Randy Reichardt, research services librarian (engineering) at the Science & Technology Library at the University of Alberta in Canada, says he is cautiously optimistic about the acquisition and hopes it succeeds. He hopes Elsevier maintains “a hands-off approach and [doesn’t] tinker with Knovel functionality.”

Both Hysong and Reichardt praise the existing customer service that is clearly one of Knovel’s strong points and one of the values espoused on the Knovel business card: “Team members being personally accountable for the success of our company and its stakeholders (users, employees, content partners, suppliers and community).”

Van Boetzelaer acknowledges that there is a high degree of overlap between the customer bases of Elsevier’s ScienceDirect and Knovel, but the users within those companies are very different. “And that is something that we want to keep in focus,” he says. “ScienceDirect has a very specific application, and Knovel has a very specific user base.” Both van Boetzelaer and Forbes say they are committed to adding to the existing platform and its functionality to create a platform that is even closer to what the users want. “And we can add more value faster than we could have done separately,” says van Boetzelaer.

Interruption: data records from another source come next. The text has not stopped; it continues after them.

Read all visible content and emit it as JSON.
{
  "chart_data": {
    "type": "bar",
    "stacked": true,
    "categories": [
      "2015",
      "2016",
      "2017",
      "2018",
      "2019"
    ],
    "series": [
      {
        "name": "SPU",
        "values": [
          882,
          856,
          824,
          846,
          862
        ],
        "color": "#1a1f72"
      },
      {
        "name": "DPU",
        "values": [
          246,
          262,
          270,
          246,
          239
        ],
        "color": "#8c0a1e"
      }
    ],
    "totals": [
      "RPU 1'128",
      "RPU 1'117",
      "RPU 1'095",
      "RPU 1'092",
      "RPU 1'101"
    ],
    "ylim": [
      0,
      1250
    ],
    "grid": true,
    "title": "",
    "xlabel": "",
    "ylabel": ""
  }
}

So it’s full steam ahead for Knovel, albeit with a more aggressive edge, says Forbes. “The overall product strategy, which is inclusive of our technology, and Elsevier’s strategies will remain the same,” he says. “Elsevier’s global reach will make it easier for us to further develop that large portfolio of content we deal with from more than 100 content partners today.” Forbes admits that Knovel was criticized in the past for being overly U.S.-centric. “We’ve worked dramatically over the past few years to expand the offerings with European organizations to deliver data that is truly global,” he says. And with the acquisition, he expects Knovel’s content strategy to evolve much more aggressively and “allow us to grow and serve other markets more effectively with content partners in those markets.”

From the get-go, Knovel’s mission was “to be the leader in delivering quick and complete data solutions to researchers by providing comprehensive electronic libraries with embedded software tools that easily integrate into their workflow.” And Forbes only sees that corporate mission continuing.

“We felt that this was a very good time for the two organizations to come together,” says Forbes, “particularly since we’ve enjoyed a lot of growth, and this is a very exciting area for growth for both companies. This is a multimillion-dollar opportunity to grow a business and that’s something that will move the dial for Elsevier as well,” he says.


Barbara Brynko is editor-in-chief of Information Today.